Model alignment refers to the process of ensuring that an AI model's behavior and outputs align with human values and ethical standards. In the video, the script mentions that GPTOSS sometimes refuses to generate certain content, citing alignment training issues. For example, it refuses to provide the first 100 decimals of pi, which the author considers a failure. This highlights the ongoing challenges in balancing model capabilities with ethical considerations.

Highlights

OpenAI released GPTOSS in 120 and 20B variants, trained at FP4 precision with a max of 4.5 bits per weight.

The model is released under the Apache 2.0 license and can run up to a 128k context window.

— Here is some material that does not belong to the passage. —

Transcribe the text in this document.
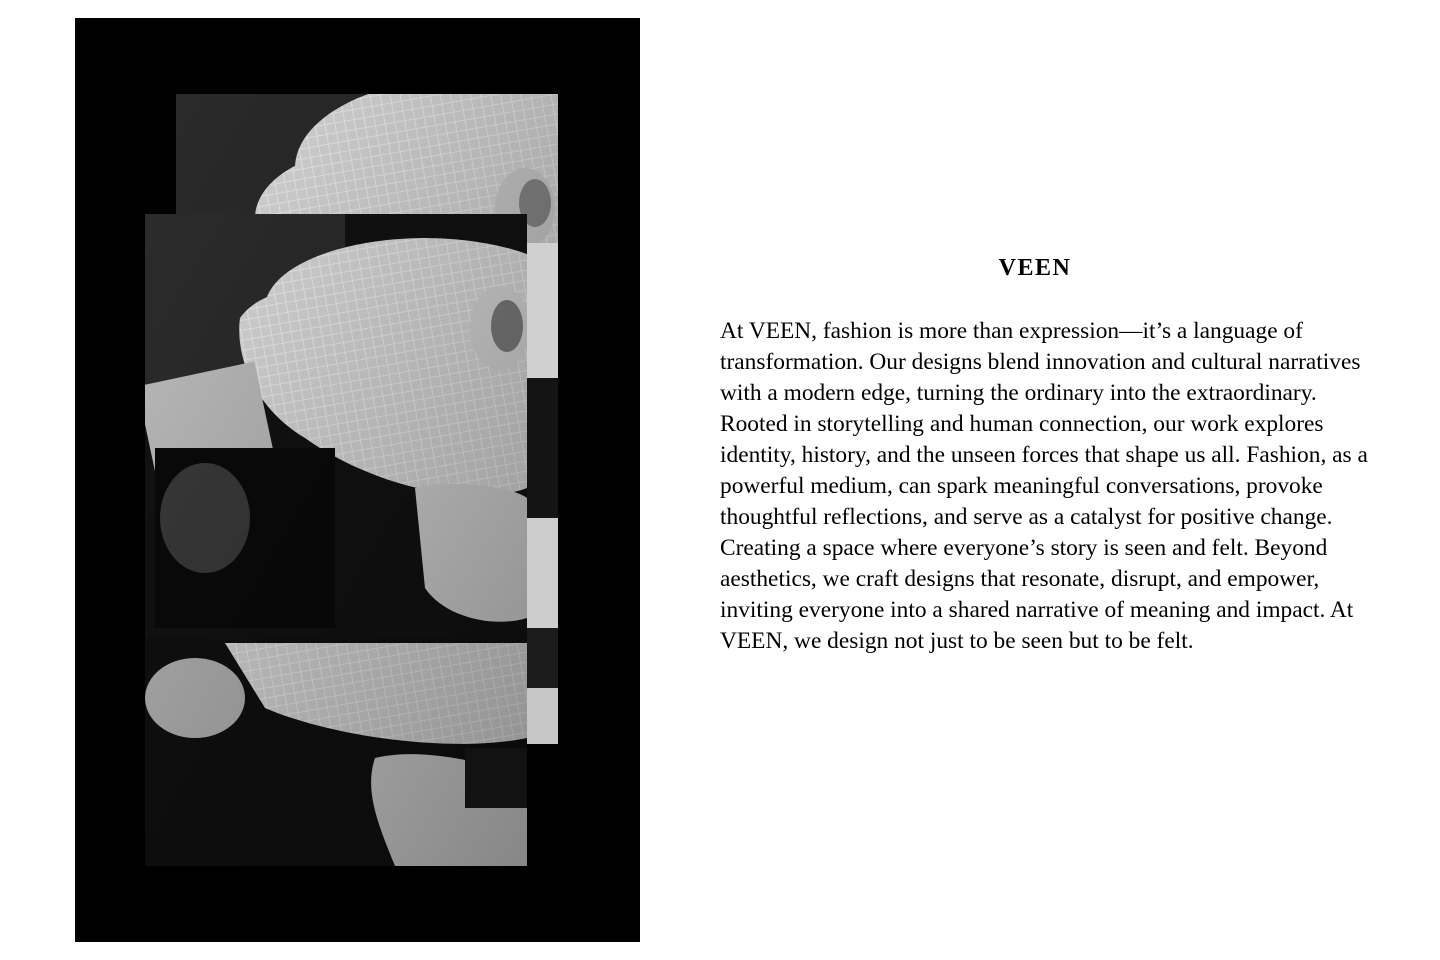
VEEN

At VEEN, fashion is more than expression—it’s a language of transformation. Our designs blend innovation and cultural narratives with a modern edge, turning the ordinary into the extraordinary. Rooted in storytelling and human connection, our work explores identity, history, and the unseen forces that shape us all. Fashion, as a powerful medium, can spark meaningful conversations, provoke thoughtful reflections, and serve as a catalyst for positive change. Creating a space where everyone’s story is seen and felt. Beyond aesthetics, we craft designs that resonate, disrupt, and empower, inviting everyone into a shared narrative of meaning and impact. At VEEN, we design not just to be seen but to be felt.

Testing was conducted in llama C++, with plans for future performance benchmarking on the new 5060Ti for the 20B model.

The model was tested on a quad rig with 22ish gigabytes of GPU utilization.

The model failed to generate a Flappy Bird clone with pipes, a critical omission.

The model correctly parsed the number of P's and vowels in 'peppermint'.

The model struggled with generating an SVG of a cat walking on a fence within a 2K token limit.

The model's knowledge cutoff date is September 2021, which is outdated.

The model failed to provide the first 100 decimals of pi, citing policy restrictions.

The model correctly answered a question about Pico Deato's activities at 3:14 p.m.

The model's performance was inconsistent, with some correct answers but significant failures.

The model refused to answer a hypothetical Armageddon scenario due to alignment training issues.

Overall, the model's performance was rated as average, with room for improvement.

The reviewer expressed disappointment with the model's performance compared to other models.

The model's token processing speed was impressive, maintaining around 38 tokens per second.

The model's ability to handle complex reasoning tasks was limited, as shown in the Armageddon scenario.